6. If you stick it out long enough, things will work out in the end
Keep your eyes on the prize and be flexible about how you get there. You have come a long way and you are not sure how long you can go on. Things do not seem to be working out. I get it. I have been there. Often times, you do not know how far or how close you are to your destination. Know that all it takes is hanging in there and seeing it through, and you will eventually be glad you did not give up. Focus on your micro successes and be grateful for the opportunity to move forward, even if you are just taking baby steps. Keep going.
7. Do not go after the bling
The most unglamorous things are usually the most important ones in any undertaking. Do not get disenchanted by a bunch of boring stuff on your to-do list. Instead, get done with them as soon as possible so that you have a good foundation to move to sexier things. A fancy house without functional plumbing is worthless. It might attract onlookers, but you are unlikely to be able to sell it, let alone fetch a good price for it. Put your head down and work to build something of value and the bling will come.
8. Finding your niche is finding yourself
Do not get overwhelmed by a million ideas. It will paralyze you. When you are looking for purpose in life, look no further than inside your heart. Find your passion; something you will do without caring for the money. Paradoxically, that is exactly the thing that will help you make money. Just try and come up with the best way to convert your passion into something practical that people will care about. It might be something specific to your expertise, interest and aspiration. If it helps solve a problem for enough people, you will find hoards of like-minded folks that care about it.
9. Be willing to give up part of today for tomorrow
It takes years to achieve overnight success – that is years of missed picnics, parties and fun. You should be willing to give up instant gratification and build discipline in life to achieve a higher goal in the future. If you are unwilling to sacrifice something of value today to achieve something of greater value tomorrow, you do not want it hard enough.

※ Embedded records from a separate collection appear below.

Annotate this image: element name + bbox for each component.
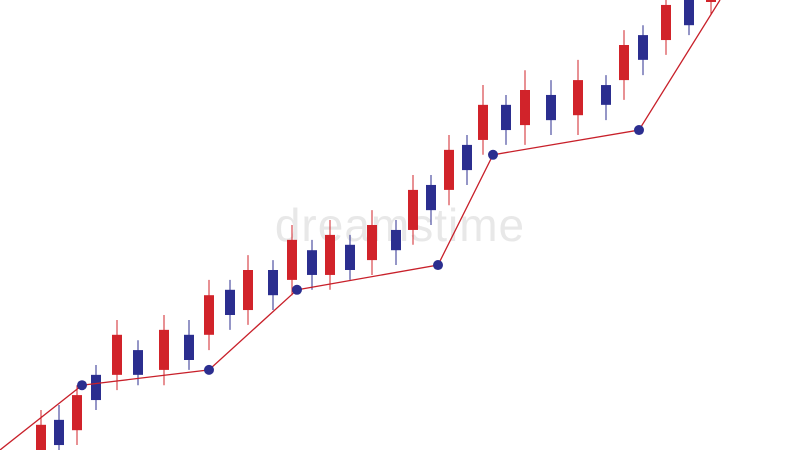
candle-body — [91, 374, 101, 401]
candle-body — [546, 94, 556, 121]
candle-body — [462, 144, 472, 171]
candle-body — [601, 85, 611, 105]
candle-body — [268, 270, 278, 296]
candle-body — [36, 424, 46, 450]
candle-body — [478, 104, 488, 140]
trend-point — [77, 380, 87, 391]
candle-body — [287, 239, 297, 280]
candle-body — [367, 225, 377, 261]
candle-body — [501, 104, 511, 131]
candle-body — [619, 45, 629, 81]
trend-point — [634, 125, 644, 136]
trend-point — [292, 284, 302, 295]
candle-body — [54, 419, 64, 446]
candle-body — [325, 234, 335, 275]
candle-body — [112, 334, 122, 375]
candle-body — [225, 289, 235, 315]
candle-body — [573, 80, 583, 116]
candle-body — [391, 229, 401, 251]
candle-body — [706, 0, 716, 2]
trend-point — [204, 364, 214, 375]
trend-line — [0, 0, 721, 450]
candle-body — [345, 244, 355, 270]
candle-body — [638, 35, 648, 60]
candle-body — [159, 329, 169, 370]
candle-body — [184, 334, 194, 360]
candle-body — [243, 270, 253, 311]
candle-body — [444, 149, 454, 190]
trend-point — [433, 260, 443, 271]
candle-body — [408, 189, 418, 230]
candle-body — [684, 0, 694, 26]
candle-body — [661, 4, 671, 41]
candle-body — [72, 395, 82, 431]
candle-body — [307, 250, 317, 275]
candle-body — [520, 90, 530, 126]
candle-body — [204, 295, 214, 335]
candle-body — [426, 184, 436, 211]
candle-body — [133, 350, 143, 375]
trend-point — [488, 149, 498, 160]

10. Find positivity and be grateful
Look for people who stand by you and do not hold grudges against those who don’t. Trust me, it is not worth it. People will disparage you, doubt you and want you to fail. When you are trying to do something worthwhile, it comes with the territory. But if you stick it out long enough, the people who love and support you will far outnumber those who let you down. Your time and energy are better spent doing more of what created that love and support instead of seeking vengeance. So look for positivity around you. Find people who believe in you and show them your utmost gratitude.
Facing these challenges has been an uplifting experience psychologically and spiritually. In fact, it has been enlightening on so many levels; it has opened by eyes to a whole new world of possibility. It seems like nature hit the reset button in my mind to bring about a paradigm shift in the way I see the world and my place in it. Compared to a couple of years ago, I care less for outcomes and more for doing my part. I care less for achieving success and more for creating an impact. I care less for things and more for people. It took losing my father and my career in middle of the pandemic to rediscover myself, and I am grateful where it got me.